The heroic Office of Strategic Services, the World War II-era predecessor of both the CIA and U.S. special forces, had been nominated to receive the Congressional Gold Medal for their intrepid and productive clandestine activities. At its height, the force included 13,000 men and women from all branches of the military, and was known for its ingenuity.

The “OSS Congressional Gold Medal Act” has been passed by the Senate and the requisite number of cosponsors to be passed by the House. Now the legislation seems to be in limbo, even as the precious few living OSS members, all in their 90s, wonder if the recognition will come their way. The medal has been awarded to the group’s peers in past years, including Native American Code Talkers and the Doolittle Tokyo Raiders.

“If the bill is not passed by the end of the 114th Congress, it will die and some of the greatest heroes of the ‘greatest generation’ will never be honored for their service, which would be a travesty,” said a source familiar with the situation.

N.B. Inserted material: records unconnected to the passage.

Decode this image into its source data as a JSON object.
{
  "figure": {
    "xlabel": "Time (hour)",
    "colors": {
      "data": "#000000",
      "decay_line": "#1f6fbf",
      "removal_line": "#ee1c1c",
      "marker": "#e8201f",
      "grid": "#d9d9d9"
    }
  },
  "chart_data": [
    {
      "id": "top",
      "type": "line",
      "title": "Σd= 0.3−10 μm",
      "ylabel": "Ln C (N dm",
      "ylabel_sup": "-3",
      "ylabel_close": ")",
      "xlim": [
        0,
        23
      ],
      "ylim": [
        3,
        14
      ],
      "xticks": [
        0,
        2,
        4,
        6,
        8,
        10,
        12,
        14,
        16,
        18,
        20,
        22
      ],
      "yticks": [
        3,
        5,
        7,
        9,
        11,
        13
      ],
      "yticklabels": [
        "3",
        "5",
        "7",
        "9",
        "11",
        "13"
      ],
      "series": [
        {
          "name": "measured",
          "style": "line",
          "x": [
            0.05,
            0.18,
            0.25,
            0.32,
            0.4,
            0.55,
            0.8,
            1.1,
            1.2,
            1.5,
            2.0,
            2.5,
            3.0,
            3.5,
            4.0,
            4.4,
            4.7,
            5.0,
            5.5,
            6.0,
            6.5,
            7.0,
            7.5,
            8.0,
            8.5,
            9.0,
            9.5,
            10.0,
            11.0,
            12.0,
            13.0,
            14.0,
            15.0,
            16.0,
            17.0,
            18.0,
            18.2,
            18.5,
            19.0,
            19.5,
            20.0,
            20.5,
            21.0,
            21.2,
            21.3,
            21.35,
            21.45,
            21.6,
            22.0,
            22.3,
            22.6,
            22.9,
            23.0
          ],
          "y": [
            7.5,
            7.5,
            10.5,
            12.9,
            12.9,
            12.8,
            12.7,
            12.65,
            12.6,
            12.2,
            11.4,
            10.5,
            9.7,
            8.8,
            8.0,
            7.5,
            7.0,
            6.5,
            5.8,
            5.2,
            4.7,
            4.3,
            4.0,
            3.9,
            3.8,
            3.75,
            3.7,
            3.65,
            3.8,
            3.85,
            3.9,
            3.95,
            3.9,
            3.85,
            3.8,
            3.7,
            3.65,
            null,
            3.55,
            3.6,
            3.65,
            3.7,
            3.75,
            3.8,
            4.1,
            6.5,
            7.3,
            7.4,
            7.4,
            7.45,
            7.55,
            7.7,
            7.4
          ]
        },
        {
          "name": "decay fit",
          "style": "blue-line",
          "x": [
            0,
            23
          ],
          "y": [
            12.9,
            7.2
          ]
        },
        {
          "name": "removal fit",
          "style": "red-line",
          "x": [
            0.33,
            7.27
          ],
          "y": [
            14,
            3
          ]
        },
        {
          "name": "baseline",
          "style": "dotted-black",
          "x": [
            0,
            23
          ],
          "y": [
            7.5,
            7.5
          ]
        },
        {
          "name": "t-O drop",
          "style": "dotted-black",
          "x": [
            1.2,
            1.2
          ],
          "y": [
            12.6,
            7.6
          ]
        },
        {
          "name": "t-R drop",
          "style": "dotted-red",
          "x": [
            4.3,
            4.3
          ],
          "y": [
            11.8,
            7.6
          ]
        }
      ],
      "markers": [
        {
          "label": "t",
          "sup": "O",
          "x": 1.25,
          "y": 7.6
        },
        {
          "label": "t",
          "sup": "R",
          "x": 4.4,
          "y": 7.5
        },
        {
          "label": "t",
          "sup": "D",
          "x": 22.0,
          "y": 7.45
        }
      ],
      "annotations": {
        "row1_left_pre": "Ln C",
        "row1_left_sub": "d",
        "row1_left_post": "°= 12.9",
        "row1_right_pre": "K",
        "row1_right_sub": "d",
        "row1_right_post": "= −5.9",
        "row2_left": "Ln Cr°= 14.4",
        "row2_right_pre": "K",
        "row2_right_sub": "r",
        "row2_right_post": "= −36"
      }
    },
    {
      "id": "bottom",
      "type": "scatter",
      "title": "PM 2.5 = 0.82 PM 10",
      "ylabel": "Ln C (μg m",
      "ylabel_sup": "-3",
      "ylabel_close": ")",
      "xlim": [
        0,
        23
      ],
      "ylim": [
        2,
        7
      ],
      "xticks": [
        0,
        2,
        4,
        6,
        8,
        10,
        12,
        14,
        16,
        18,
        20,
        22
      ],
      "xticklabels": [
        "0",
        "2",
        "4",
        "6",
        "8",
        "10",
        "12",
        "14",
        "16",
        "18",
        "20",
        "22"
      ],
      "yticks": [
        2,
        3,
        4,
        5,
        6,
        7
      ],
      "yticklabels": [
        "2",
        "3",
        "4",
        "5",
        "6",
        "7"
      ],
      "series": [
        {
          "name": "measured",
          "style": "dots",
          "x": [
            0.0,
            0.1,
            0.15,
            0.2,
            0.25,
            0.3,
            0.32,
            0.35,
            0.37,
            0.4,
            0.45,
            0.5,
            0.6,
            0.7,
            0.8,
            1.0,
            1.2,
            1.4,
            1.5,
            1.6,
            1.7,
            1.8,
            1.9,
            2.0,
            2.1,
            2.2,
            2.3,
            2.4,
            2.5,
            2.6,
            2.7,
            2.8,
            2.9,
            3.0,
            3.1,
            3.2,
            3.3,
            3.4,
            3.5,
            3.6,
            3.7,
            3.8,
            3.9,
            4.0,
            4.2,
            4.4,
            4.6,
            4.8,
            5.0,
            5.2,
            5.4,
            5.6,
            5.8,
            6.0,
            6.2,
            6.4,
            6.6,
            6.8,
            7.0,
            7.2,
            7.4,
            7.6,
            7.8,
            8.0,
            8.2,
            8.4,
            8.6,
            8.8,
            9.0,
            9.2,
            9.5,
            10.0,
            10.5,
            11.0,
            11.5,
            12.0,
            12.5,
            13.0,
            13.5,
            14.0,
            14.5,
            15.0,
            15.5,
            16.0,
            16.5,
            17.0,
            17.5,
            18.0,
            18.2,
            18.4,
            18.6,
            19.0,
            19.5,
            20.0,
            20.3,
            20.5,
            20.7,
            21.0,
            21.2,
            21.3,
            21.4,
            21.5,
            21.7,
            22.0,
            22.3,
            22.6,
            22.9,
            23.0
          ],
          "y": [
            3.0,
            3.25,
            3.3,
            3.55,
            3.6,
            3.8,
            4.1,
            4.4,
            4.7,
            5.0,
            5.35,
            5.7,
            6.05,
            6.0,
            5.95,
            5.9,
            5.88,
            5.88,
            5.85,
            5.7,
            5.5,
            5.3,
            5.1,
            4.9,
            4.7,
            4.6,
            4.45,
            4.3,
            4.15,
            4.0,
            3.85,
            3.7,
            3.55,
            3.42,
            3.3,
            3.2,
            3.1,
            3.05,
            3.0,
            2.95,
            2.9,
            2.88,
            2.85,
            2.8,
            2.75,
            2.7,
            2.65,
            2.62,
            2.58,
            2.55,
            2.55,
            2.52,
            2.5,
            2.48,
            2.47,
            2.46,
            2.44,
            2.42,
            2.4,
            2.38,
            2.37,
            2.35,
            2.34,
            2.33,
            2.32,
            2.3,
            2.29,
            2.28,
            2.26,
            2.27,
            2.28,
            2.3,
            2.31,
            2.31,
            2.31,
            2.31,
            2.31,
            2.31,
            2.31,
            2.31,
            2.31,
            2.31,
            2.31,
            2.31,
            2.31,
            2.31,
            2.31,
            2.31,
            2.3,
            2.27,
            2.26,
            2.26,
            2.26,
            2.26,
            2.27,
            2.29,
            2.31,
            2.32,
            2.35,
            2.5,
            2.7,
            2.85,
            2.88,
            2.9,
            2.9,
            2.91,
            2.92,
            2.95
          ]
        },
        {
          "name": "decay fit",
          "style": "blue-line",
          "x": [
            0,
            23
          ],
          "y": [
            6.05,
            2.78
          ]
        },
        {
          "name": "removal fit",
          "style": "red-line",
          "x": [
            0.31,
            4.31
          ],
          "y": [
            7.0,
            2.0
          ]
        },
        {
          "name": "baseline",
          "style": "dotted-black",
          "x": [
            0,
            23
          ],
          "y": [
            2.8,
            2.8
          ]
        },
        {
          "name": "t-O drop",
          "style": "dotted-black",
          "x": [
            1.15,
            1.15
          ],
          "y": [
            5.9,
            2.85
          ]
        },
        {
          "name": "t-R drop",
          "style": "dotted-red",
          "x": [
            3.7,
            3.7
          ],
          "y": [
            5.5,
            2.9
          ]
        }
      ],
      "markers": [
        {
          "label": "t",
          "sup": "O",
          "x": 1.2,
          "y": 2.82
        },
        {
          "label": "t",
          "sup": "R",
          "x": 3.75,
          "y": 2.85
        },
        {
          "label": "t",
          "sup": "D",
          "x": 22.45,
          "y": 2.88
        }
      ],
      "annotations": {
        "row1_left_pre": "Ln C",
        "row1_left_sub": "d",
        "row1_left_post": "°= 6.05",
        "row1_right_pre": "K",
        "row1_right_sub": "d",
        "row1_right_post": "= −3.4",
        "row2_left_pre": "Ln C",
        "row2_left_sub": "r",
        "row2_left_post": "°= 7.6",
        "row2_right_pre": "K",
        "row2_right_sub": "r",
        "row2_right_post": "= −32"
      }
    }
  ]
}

Military historian Patrick O’Donnell verifies the OSS is the real deal.

“They changed the face of World War II. You’d be very hard pressed to find a smaller group of individuals who made such a profound difference in the history of modern American warfare,” Mr. O’Donnell told the Associated Press in an interview.

“The House Republican Conference enacted a rule that prevents awarding the Gold Medal to groups of people, unless House leadership grants a waiver. A spokeswoman for the House Republican Conference did not return a call and email seeking comment on the rule. House Majority Leader Kevin McCarthy and House Speaker Paul Ryan’s office also declined comment,” writes AP correspondent Matthew Barakat.

There’s bipartisan interest, however.

Rep. Robert Latta, the Ohio Republican who sponsored the legislation, is working on a rule change that could bring the bill before the House before it’s too late. Sen. Mark Warner, a Virginia Democrat who shepherded the OSS bill along in the Senate, told the AP: “It just shouldn’t be this hard.”